Ho dovuto attendere prima di riuscire a scrivere questo contributo. Prima per la mancanza di connessione continua, poi per la mancanza di tempo opportuno da dedicare. La vita è fitta, fittissima, oggi più che mai, è vero! Ma ci tenevo, ci tenevo tanto, perché questa riflessione è cascata effettivamente “a fagiolo” in un periodo in cui, tra i casi della vita personale e le notizie che arrivano dalle zone di guerra -ahimè tuttora attive- si fa fatica, almeno un po’ più fatica ad avere fede, a sperare e impegnarsi per costruire un futuro migliore. Ed ecco allora che ricordare la “responsabilità sociale” della preghiera è utile, è necessario, può davvero far la differenza per, se non cacciare, almeno limitare un poco quella sensazione di schiacciante impotenza. Che potere ebbe la supplica di Abramo, e che potere può avere la nostra, di ciascuno, se nel suo piccolo prega e azzarda a chiedere aiuto a Dio perché gli uomini, tutti, possano essere resi capaci di liberarsi gli uni gli altri dalla tentazione del potere che schiaccia fratelli e sorelle. Una piccola variazione della recita classica del “Padre nostro”, utile anche a ricordarmi che tutti, anche io, possiamo essere autori, nel minuscolo delle nostre, pur trafficate ma sempre privilegiate, quotidianità di grandi cambiamenti nella società.
pregare,x me, è riconoscere la mia fragilità e perciò chiedere aiuto a Dio che riconosco come padre. È farmi coinvolgere dalla sofferenza degli altri e adoperarmi perché le cose cambino. È sperare in un aiuto per operare nella realizzazione di una piena umanità x me è x tutti imparando a perdonare.
“Padre nostro tu che stai in chi ama la verità…”
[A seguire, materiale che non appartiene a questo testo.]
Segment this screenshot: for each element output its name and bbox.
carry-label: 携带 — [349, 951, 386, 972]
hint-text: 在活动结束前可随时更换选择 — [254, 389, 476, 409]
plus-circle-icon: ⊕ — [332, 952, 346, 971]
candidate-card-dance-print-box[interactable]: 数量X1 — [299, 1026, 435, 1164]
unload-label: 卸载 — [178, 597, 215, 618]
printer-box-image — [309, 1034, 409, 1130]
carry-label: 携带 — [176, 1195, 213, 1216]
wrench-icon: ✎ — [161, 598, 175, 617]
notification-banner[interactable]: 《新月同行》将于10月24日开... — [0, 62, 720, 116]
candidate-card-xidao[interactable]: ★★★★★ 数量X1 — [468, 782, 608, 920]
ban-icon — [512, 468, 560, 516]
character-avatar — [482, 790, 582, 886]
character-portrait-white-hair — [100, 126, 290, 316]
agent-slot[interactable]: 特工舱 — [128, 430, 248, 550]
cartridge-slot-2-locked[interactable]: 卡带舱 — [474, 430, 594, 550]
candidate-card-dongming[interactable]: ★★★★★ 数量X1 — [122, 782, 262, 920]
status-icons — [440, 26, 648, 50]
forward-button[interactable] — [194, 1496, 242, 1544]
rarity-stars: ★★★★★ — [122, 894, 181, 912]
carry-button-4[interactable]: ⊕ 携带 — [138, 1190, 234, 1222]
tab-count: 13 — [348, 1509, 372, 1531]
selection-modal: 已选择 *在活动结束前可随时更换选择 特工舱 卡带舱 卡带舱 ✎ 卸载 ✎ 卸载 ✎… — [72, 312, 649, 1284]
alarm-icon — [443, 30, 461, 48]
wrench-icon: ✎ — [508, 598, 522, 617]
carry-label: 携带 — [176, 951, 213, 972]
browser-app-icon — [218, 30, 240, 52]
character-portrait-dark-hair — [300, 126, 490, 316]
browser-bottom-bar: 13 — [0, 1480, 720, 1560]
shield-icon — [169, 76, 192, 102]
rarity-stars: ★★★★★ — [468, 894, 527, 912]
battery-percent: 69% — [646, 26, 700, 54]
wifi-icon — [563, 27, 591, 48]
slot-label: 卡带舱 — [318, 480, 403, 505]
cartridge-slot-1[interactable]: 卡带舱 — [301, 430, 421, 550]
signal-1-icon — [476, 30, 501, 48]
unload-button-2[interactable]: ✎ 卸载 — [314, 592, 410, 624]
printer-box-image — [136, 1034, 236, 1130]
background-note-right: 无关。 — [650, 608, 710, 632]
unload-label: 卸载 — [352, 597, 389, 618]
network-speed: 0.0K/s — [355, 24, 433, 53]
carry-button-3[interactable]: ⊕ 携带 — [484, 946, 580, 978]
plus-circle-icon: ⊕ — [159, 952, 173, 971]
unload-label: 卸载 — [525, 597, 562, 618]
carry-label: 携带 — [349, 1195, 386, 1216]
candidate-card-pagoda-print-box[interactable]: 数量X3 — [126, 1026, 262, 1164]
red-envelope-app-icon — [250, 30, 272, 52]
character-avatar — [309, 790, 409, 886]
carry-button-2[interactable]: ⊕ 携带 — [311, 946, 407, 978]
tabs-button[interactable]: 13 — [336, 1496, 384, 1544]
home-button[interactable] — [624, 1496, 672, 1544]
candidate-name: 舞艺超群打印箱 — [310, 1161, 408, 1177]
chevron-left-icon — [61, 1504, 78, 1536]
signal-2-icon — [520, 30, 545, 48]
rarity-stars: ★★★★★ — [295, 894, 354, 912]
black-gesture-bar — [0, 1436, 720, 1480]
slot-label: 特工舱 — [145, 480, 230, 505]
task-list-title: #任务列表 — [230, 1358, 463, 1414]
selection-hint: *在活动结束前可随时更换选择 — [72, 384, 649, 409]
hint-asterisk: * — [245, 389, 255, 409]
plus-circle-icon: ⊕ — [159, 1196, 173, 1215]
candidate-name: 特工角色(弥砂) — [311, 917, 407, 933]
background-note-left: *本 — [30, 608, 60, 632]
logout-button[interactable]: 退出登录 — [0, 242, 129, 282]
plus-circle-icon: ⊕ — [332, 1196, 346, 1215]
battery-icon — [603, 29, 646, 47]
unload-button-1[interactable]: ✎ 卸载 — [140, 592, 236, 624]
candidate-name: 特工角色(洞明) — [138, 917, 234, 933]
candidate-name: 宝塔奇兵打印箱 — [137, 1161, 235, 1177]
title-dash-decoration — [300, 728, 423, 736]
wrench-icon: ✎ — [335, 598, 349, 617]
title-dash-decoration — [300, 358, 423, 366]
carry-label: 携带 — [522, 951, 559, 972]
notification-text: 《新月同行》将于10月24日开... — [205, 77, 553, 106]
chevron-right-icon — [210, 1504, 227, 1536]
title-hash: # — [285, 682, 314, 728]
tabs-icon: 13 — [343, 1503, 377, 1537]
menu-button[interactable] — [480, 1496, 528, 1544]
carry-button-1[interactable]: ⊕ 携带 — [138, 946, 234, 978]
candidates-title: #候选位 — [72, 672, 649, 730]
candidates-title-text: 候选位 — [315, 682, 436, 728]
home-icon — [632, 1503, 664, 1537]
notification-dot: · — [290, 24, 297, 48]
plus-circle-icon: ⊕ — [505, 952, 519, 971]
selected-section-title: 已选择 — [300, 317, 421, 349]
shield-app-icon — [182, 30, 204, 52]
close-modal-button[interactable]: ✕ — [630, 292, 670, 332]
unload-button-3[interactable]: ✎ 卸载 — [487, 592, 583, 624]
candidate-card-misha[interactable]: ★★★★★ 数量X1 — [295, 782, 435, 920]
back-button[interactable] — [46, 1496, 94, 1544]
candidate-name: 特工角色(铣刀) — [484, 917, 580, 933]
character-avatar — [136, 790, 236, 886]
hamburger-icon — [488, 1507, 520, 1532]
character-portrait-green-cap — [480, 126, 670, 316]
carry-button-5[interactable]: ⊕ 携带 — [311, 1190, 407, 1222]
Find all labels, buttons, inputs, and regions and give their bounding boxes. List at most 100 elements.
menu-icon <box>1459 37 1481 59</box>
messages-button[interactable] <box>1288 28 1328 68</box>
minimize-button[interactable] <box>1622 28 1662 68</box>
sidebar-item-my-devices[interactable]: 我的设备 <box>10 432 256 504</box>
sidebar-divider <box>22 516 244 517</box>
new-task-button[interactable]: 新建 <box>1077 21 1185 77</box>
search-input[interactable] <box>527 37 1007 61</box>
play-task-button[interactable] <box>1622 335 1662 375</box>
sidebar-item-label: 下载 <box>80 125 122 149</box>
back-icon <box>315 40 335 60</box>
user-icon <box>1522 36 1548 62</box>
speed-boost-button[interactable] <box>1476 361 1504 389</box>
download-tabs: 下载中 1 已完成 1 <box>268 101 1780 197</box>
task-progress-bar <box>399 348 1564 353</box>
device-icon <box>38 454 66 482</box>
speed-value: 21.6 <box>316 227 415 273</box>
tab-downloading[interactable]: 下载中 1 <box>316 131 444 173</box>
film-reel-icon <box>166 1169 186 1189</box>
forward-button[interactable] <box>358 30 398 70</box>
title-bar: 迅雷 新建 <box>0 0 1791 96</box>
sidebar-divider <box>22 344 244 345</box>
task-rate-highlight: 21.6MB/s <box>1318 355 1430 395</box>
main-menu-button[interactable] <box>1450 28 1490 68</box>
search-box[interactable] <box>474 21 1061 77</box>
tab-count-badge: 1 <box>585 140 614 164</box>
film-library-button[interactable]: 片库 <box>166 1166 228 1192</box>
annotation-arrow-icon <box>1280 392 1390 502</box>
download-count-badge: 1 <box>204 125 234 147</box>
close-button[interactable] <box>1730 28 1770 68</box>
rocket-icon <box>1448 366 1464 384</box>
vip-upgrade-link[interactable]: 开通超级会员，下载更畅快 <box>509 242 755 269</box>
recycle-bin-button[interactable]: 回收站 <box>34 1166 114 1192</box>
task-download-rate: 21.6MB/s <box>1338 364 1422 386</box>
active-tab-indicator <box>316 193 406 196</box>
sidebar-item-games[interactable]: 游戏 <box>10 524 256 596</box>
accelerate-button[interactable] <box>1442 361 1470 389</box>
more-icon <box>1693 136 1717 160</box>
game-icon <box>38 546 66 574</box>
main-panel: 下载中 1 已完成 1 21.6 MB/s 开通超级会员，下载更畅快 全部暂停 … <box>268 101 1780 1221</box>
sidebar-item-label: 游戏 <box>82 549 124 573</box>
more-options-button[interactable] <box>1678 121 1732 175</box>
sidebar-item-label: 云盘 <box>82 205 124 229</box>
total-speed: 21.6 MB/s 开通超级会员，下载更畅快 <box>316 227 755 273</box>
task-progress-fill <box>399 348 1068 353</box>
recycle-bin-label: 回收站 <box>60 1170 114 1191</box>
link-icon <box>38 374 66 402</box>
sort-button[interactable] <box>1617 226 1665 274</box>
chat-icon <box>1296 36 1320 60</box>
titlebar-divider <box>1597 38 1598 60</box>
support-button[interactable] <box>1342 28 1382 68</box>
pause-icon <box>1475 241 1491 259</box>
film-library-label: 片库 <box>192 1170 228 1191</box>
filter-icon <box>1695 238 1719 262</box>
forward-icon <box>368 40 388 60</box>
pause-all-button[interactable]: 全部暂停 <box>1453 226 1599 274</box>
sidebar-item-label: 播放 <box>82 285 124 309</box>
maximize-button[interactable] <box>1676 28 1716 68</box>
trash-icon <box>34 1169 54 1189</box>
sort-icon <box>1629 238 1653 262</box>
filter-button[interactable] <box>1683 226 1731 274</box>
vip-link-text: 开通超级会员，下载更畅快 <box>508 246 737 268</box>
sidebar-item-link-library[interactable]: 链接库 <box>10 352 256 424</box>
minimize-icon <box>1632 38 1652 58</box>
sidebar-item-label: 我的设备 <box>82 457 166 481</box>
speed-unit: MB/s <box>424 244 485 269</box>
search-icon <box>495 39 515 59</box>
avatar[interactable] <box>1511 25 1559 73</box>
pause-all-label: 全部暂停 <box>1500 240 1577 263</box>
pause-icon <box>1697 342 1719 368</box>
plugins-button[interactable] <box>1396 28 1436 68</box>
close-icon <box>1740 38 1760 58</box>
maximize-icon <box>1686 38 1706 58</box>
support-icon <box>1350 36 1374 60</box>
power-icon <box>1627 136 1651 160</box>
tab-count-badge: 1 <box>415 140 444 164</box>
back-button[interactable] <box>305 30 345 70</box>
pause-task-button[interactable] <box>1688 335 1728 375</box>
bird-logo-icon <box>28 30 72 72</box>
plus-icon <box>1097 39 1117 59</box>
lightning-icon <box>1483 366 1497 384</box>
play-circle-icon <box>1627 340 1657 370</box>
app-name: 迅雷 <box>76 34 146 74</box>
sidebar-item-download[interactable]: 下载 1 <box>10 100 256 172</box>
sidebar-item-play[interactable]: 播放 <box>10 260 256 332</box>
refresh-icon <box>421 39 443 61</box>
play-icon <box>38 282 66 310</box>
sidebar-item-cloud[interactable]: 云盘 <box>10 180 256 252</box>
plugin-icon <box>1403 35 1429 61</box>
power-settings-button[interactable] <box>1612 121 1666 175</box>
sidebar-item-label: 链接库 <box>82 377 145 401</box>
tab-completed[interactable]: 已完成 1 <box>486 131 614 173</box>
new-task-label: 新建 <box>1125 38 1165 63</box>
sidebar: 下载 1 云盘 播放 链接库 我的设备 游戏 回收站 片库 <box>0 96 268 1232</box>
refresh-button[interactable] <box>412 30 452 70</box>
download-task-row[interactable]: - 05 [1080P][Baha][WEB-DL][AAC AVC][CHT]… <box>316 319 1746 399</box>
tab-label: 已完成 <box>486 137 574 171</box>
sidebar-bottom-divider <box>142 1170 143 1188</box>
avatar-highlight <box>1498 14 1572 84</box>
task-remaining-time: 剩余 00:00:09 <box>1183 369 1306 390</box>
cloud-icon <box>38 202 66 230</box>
Tu solo Signore sei verità prima ed ultima di ogni cosa, insegnaci a ritornare a Te con cuore umile e sincero, per riconoscere che da Te veniamo, in Te viviamo e a Te ritorneremo. Allora sapremo cosa rispondere quando anche a noi chiederai se vogliamo andarcene…”da chi andremo? Solo Tu hai parole di vita eterna”. Insegnaci a pregare ogni giorno, con le parole e con la vita.